Caroline lowered her hands, showing him her face. She had no telltale flush, no fever No Hydra-1.

"Step this way," the man commanded.

She followed his voice, stepping around the bodies of passengers. Her gaze drifted south, and she saw a child wrapped in her mother's arms, both dead, their faces sunken and eyes cloudy. Something inside Caroline broke then. Like when she'd once knocked over a favorite vase and the pieces scattered across the ground, too small to ever be put back together again. She could only kneel among the shards, mourning the loss, the permanency of it.

"This way. You need to be tested." The man in the hazmat suit led her through the terminal to the security exit that had once been crowded with people. A few bodies littered the area, and a man was still pressed up against the glass, but he'd been dead for days, Caroline guessed. Beyond him, through the protection of the glass, she saw the woman from the CDC and a few police officers waiting nervously.

"One survivor confirmed," the man leading her reported. "No sign of infection."

"Take her to the quarantine zone," the CDC woman said.

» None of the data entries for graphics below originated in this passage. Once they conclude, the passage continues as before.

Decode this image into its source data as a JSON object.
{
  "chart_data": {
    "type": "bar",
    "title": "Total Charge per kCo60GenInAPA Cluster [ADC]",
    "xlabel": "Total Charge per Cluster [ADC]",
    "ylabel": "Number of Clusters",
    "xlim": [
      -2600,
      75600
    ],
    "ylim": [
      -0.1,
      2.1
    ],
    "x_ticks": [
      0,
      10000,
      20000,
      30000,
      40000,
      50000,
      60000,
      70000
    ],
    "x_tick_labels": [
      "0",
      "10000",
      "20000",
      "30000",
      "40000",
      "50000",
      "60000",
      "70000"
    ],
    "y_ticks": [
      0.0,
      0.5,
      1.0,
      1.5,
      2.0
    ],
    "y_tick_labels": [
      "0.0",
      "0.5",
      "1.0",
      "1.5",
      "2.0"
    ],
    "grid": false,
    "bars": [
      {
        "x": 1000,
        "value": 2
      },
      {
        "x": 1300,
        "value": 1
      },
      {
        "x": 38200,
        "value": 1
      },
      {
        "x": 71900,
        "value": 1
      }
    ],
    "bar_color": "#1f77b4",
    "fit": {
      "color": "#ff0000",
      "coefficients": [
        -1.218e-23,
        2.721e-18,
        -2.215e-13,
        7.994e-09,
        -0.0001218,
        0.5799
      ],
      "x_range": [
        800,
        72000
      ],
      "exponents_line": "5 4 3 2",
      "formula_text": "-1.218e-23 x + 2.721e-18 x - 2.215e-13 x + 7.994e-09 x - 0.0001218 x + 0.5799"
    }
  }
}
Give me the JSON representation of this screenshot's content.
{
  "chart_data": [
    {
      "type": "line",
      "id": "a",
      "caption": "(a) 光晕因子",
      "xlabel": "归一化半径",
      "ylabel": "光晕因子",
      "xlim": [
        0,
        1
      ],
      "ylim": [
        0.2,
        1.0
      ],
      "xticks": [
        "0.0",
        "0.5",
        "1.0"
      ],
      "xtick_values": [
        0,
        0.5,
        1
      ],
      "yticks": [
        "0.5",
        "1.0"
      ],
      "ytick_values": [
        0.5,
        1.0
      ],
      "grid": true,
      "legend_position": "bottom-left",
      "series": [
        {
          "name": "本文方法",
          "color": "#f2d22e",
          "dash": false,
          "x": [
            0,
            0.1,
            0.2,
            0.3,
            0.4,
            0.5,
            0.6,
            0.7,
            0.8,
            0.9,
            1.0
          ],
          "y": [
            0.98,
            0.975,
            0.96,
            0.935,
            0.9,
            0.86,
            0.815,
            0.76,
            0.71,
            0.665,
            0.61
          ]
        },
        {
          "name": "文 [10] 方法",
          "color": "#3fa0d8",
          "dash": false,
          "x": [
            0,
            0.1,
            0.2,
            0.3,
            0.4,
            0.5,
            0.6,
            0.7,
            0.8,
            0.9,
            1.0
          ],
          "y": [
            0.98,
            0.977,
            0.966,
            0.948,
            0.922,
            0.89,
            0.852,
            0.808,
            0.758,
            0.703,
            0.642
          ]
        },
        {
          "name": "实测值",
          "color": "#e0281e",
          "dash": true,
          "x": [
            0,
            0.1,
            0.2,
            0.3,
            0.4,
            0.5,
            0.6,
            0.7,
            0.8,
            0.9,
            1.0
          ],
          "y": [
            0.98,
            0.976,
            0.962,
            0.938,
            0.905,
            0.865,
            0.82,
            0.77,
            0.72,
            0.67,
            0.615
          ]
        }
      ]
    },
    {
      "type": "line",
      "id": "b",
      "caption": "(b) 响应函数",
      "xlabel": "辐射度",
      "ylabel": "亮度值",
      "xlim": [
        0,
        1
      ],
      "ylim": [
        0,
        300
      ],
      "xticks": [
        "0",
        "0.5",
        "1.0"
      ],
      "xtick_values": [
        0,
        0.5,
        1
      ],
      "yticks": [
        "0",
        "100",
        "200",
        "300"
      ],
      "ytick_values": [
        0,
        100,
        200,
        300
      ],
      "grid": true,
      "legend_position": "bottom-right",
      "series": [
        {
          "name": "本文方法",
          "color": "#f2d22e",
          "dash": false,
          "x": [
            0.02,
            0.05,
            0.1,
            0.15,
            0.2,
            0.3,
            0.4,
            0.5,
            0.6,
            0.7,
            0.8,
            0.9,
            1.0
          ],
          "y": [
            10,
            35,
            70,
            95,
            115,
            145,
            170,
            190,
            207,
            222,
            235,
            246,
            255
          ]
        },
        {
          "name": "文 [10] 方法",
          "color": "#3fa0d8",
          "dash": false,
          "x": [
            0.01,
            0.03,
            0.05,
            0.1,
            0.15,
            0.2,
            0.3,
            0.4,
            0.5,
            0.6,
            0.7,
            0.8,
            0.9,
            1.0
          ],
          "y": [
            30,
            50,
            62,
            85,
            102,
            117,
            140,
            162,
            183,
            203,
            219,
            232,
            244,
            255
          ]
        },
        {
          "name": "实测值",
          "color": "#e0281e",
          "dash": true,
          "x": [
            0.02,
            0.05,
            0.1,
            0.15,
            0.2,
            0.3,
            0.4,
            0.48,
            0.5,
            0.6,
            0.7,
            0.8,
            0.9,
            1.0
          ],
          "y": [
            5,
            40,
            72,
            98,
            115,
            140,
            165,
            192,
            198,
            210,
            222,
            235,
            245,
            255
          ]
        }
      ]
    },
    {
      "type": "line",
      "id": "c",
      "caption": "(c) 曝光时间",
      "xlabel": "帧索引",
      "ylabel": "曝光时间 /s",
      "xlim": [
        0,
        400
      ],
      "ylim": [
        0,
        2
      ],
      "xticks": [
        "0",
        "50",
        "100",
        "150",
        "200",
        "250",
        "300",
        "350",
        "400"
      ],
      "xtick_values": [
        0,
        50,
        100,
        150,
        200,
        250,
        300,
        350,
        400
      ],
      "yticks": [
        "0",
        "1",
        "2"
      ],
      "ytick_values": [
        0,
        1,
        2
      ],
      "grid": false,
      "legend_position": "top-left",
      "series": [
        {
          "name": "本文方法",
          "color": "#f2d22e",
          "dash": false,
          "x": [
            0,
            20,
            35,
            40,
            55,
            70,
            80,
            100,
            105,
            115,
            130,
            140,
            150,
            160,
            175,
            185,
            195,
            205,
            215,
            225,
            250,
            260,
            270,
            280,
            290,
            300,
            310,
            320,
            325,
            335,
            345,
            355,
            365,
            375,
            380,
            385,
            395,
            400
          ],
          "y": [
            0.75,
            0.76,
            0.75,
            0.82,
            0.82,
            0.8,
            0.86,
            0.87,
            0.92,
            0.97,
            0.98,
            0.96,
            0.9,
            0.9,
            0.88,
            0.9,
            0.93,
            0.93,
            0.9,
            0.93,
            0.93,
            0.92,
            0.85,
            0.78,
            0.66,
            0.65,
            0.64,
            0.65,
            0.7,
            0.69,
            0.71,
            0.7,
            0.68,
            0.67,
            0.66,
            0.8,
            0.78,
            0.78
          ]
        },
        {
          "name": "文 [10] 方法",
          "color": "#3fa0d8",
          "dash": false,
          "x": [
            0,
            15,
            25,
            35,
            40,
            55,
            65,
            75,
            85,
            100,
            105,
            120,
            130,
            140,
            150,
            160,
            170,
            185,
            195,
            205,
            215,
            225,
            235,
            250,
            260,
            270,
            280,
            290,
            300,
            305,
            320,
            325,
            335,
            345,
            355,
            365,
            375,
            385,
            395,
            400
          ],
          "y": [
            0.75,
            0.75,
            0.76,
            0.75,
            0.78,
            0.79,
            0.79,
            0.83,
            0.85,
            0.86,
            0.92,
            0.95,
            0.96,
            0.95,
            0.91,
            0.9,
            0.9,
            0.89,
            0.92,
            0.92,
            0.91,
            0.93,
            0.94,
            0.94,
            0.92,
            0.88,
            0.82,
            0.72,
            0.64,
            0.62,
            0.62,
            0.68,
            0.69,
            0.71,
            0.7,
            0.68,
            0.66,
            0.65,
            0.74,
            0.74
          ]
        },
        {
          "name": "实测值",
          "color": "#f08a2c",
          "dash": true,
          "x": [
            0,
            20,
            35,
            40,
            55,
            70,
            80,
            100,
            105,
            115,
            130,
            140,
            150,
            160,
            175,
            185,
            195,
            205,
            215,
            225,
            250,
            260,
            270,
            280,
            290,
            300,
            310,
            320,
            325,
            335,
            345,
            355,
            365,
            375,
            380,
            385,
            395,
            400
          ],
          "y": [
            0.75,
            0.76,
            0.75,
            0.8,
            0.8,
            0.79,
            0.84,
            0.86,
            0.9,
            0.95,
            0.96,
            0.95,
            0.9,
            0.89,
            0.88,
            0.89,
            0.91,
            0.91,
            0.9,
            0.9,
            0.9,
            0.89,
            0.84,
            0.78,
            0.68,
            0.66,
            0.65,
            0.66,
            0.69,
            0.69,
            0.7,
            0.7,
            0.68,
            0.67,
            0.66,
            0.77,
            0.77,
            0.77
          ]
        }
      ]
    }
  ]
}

They led her toward a pair of distant doors that had been locked and sealed at the far end of the terminal, past the security exit. She was taken into a room where she was stripped of her clothes and belongings and forced into a chemical bath designed to kill any viruses or bacteria on her skin.

Then she was transported to a research hospital and escorted to a hospital room. A nervous-looking nurse left her a pair of scrubs on the bed before dashing out the door. A man in a hazmat suit drew a blood sample, hair sample, and saliva sample before leaving her alone with a tray of food and a few bottles of water. She ate everything and drank every bottle, to the point where her stomach felt like it would burst. Then she collapsed back on the bed and sank into a sleep so deep that not even the nightmares could chase her.